In my case, I can say that with each week that is passing by, I understand more and more what I am doing when writing a new blog entry like this.
In regard with the Hsu et al. chapter, I would sum up it with an “I&C” – Information and Collaboration. The first part is what Internet became in its earlier stage. Collaboration is what Web Applications in the cloud add.
Of all these Web 2.0 Tools, I know 3: Wiki, Collaborative Docs and Blogging. This is the first time in my life I am using a blog seriously, so let’s go with the others. Here is my personal experience using them:
- For many years ago, I have worked in classroom with a Moodle platform. This Web Application provides several tools, like wikis, assignments, quizzes, forums, etc. Last year I observed that many students didn’t take good notes, so things that they could understand in classroom became forgotten. Then I decided to publish and elaborate documentation during the class using wiki. Before ending each class, I updated the wiki pasting the notes, examples, exercises, etc. that we had been working with the projector during the class.
- At the end of the scholar year, I had to dedicate myself to explain some topics for some students that had got “a bit” lost. But I also had other students that have finished their instruction. These last ones were more autonomous, so I proposed them to work in pairs in a more or less new topic called NoSQL Databases. Each team had to investigate one particular software that they chose (there are more than 100 databases of that kind). They had to prepare a wiki with a Quick Start Guide for their peers and make a 20 minutes exposition. I think that it was a success because they were enthusiastic with their research and publication.
- This year I teach in a course about installing and configuring servers. It is mainly about “how-to”. Students’ desks are disposed in 6 groups of three, so I have configured a wiki for groups. Each group has a letter of the army alphabet: Alfa, Bravo, Charlie… (like in the movies, you know). And each team has its own wiki, where only members can enter and edit. I have told them that I am going to use this task to evaluate them, and probably the exam will be practical, and they will have access to their wikis -I don’t mind at all. One thing they like is posting screenshots that they have taken while installing, configuring, etc.

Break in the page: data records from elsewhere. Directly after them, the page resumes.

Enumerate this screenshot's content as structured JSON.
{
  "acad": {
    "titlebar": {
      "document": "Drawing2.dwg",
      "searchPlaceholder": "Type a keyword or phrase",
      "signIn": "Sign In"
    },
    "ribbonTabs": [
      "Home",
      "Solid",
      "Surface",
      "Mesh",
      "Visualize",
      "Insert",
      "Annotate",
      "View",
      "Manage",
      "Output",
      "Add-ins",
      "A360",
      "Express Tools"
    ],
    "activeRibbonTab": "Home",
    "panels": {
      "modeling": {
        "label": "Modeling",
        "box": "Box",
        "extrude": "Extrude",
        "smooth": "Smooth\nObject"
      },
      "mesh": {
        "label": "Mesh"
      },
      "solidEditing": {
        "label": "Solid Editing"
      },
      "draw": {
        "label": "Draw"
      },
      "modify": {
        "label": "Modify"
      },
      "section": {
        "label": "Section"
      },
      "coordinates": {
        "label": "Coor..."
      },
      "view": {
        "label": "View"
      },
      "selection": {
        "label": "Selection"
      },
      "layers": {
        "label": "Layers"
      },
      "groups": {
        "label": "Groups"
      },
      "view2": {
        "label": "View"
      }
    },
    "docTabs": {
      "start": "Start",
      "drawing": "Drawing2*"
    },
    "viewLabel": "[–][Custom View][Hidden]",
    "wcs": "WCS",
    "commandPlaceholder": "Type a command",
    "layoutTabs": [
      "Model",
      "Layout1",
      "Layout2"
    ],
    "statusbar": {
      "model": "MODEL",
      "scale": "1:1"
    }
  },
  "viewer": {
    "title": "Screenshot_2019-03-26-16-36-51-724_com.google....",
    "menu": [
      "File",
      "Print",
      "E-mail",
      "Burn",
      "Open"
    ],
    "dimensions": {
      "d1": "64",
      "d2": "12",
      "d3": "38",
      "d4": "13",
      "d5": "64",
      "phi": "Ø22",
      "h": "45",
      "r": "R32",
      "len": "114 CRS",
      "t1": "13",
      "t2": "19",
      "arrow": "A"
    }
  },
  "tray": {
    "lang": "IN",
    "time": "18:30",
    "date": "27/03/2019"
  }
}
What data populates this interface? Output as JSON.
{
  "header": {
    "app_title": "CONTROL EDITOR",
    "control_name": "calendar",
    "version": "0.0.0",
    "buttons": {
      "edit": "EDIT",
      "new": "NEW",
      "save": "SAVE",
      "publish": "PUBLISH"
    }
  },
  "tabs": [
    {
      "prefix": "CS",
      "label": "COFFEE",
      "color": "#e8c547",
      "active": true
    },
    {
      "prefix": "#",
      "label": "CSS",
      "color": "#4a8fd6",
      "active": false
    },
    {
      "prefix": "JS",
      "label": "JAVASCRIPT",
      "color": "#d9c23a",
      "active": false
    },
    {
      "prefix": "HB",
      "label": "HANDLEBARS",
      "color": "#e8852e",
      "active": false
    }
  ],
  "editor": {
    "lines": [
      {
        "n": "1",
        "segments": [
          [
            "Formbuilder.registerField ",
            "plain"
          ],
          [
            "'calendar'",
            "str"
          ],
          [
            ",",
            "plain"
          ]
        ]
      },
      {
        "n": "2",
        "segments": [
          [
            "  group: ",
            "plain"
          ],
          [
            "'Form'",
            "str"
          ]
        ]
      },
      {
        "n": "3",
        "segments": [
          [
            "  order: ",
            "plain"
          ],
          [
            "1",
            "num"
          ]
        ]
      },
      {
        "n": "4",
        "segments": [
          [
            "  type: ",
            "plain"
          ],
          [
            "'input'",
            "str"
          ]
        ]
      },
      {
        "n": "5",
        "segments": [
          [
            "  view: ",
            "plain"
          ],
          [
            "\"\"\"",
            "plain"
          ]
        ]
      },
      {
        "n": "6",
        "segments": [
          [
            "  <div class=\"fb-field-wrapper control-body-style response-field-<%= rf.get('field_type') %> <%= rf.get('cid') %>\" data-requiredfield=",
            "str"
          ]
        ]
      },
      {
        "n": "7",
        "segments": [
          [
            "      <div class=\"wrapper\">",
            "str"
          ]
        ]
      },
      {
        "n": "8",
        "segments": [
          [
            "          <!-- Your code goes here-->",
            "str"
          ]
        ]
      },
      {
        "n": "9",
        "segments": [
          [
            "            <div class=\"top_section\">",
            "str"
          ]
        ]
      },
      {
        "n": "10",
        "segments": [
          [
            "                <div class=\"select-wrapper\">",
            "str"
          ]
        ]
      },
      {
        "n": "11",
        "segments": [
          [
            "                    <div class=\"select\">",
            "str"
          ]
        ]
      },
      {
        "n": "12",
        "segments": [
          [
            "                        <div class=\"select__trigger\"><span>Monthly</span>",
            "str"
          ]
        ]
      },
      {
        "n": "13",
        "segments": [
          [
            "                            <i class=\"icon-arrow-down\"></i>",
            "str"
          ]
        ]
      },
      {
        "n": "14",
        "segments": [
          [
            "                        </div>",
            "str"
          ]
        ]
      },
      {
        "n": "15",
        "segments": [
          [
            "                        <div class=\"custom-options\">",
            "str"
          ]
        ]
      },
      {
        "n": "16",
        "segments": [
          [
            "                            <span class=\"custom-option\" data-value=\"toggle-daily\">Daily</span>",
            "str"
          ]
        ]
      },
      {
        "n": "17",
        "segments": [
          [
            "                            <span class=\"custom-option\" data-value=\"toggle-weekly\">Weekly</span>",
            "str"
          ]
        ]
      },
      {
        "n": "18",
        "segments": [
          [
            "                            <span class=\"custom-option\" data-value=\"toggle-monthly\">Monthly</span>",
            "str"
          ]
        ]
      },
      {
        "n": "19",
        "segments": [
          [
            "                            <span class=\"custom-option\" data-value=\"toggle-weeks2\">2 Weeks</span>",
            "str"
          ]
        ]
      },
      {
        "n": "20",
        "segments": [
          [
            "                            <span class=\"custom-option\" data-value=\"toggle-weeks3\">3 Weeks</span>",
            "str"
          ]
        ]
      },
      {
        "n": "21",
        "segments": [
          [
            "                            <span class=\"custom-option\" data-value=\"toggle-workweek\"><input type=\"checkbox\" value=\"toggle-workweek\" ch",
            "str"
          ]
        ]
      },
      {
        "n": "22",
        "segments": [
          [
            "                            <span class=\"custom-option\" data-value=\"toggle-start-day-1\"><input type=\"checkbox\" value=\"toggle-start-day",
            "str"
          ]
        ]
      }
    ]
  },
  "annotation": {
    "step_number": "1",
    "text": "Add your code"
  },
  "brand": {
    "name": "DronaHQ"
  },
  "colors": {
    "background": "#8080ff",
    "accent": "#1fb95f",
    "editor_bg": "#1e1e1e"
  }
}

One limitation I have experienced with wikis is that only one can edit at the same time. I think that it would be great if wikis could allow simultaneous editing, as collaborative document editors do (e.g. Google Docs).
I have used Google Docs a great deal, but it hasn’t been in classroom, it has been carrying out tasks in which more than one teacher was involved. This is a good solution for collaborative simultaneous editing, although I also like the way wikis structure information in different pages.
On the other side, sometimes it has not been so easy. As I see, the difference between the successful experiences and the unsuccessful ones lies on having or not students engaged and excited with the activity.
Reflecting on these experiences, I think that they have exercised some aspects mentioned in Hsu et al. chapter:
- As they used wiki as a notebook, they constructed their knowledge and organized it.
- As they used a wiki configured for groups, they constructed collaboratively.
- Having to do a presentation and a quick start guide for others than themselves, I think that they added reflection to their work, trying to evaluate it.
One last point that I find interesting about Moodle, is related to quizzes. I tried to provide enough questions for their practicing several times. Questions were all automatically corrected, so that students had immediate score. Questions were also randomly chosen, thus the quiz was more or less different at each attempt. This resulted to be a useful self-training and self-assessment tool. What is more, I got the statistics for every question. One thing that students liked to do was viewing with the projector which questions had higher percentage of incorrect answers, and correct them. I think that here the goal consists on having statistics about class knowledge, and so you can adapt the following classes.
In regard with the technologies listed in the Horizon report, I think that I would like to work in a mixture of three points: online games that get adapted to each individual using learning analytics and give the possibility of collaboration between matched classrooms. Although it is not easy at all, I think that they can be seen as trends or targets when planning learning activities. I mean, you can try to make an activity with a class of other country. You can try to elaborate games, even team games. And you can try to measure individual learning and adapt activities.